This book is a modest monument to my ten year long enthusiasm for the poetry of Edmund Spenser. Though strictly a work of literary history, it necessarily embodies my sense of Spenser's aesthetic excellence; I hope that at the very least, these ‘vaine labours of terrestriall wit’ may encourage others to explore the diversity of Spenser's artistic achievements.
This study argues that Spenser's relationship to literary tradition is more complex than is usually thought. Through a detailed reading of the Complaints, I suggest that Spenser was a self-conscious innovator, whose gradual move away from traditional poetics is exhibited by these different texts. I suggest that the Complaints are a ‘poetics in practice’, which progress from traditional ideas of poetry to a new poetry which emerges through Spenser's transformation of traditional complaint.

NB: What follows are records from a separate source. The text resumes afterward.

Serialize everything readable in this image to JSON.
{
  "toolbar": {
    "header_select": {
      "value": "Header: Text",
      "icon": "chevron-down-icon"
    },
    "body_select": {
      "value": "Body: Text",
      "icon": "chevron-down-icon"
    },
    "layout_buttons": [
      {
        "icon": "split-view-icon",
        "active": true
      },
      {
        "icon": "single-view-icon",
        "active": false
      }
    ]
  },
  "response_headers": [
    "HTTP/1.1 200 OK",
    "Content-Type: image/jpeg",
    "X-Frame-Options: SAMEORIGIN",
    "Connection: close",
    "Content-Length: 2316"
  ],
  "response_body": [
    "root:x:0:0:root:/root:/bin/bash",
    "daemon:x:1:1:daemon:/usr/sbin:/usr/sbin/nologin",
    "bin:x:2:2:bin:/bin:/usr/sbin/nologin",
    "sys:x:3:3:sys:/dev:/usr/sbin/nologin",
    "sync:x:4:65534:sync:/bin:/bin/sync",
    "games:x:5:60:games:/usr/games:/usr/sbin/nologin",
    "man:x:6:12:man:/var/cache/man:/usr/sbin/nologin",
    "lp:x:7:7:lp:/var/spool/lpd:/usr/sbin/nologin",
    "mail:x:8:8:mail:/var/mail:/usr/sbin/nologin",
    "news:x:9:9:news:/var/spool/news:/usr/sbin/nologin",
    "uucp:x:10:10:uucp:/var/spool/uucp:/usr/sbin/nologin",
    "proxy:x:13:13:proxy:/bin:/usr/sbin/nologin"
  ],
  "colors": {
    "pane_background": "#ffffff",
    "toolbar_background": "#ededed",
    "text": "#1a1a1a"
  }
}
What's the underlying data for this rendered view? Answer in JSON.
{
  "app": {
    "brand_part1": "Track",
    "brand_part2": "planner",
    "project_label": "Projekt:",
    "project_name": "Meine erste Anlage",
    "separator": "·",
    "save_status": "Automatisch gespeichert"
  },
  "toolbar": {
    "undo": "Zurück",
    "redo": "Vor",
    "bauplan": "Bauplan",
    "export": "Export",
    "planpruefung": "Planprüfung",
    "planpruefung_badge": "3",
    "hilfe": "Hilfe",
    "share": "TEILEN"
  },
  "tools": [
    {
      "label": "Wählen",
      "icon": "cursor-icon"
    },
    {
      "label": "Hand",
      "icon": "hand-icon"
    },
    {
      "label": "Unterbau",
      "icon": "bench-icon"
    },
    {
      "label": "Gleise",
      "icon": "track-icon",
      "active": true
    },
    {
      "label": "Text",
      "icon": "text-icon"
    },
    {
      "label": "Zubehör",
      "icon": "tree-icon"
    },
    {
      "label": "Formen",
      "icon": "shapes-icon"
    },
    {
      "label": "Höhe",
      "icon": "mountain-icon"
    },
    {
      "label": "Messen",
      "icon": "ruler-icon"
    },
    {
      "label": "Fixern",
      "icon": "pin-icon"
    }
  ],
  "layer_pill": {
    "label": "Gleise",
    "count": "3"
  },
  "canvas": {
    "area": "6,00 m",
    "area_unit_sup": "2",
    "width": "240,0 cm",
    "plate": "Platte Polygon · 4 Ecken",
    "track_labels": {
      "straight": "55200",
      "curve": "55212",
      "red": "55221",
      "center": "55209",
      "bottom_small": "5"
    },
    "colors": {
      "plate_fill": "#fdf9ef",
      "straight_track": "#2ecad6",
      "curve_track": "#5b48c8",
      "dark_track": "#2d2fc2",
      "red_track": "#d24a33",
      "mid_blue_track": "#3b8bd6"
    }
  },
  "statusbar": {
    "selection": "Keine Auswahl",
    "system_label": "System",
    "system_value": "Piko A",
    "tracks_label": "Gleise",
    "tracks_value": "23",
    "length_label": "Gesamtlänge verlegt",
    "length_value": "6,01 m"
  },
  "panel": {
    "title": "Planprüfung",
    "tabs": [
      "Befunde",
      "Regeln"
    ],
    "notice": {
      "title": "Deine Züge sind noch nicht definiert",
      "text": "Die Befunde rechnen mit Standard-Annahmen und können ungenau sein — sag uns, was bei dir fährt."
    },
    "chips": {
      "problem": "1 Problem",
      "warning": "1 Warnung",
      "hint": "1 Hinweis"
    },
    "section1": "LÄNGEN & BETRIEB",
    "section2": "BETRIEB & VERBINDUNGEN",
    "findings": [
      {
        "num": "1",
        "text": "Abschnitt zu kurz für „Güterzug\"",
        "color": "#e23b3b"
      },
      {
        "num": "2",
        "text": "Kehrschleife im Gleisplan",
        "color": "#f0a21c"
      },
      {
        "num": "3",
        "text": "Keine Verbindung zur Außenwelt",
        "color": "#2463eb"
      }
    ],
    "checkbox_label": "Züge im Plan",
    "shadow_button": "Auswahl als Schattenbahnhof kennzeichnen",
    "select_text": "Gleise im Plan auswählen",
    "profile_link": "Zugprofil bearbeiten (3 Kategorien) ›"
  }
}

The Introduction reviews scholarly reconstructions of the first publication of the Complaints volume in 1591, and investigates the traditional poetics and forms of complaint poetry available to Spenser. The study is then divided into two parts. Part One considers the translations included in Complaints as traditional texts which demonstrate Spenser's ability to replicate conventional complaint and his understanding of received notions of poetic meaning. In the Chapter 1 I read Virgils Gnat as at once a faithful translation of the pseudo-Virgilian Culex, and an autobiographical appropriation of its primary allegory, retaining a basic confidence in traditional theories of allegory. In Chapter 2, I argue that Ruines of Rome exhibits both Spenser's desire to emulate the achievements of Du Bellay in English, and his concern to differentiate his own poetry doctrinally from Du Bellay's troubling precedent.
Part Two explores the major, or Spenserian, Complaints as a development from these traditional positions to the innovative practice of Mother Hubberds Tale and Muiopotmos. In Chapter 3 I argue that The Ruines of Time is a self-consciously transitional text, which voices the tension between the humanist notion of literary immortality and Christian world-contempt, and transforms complaint into an interrogation of poetry itself. In Chapter 4 I see The Teares of the Muses as continuing The Ruines of Time's debate between humanism and Christianity, but in a context of cultural change which puts both humanist and Christian ideas under pressure and envisages that the poetry represented by the complaining Muses may not recover its diminished prestige.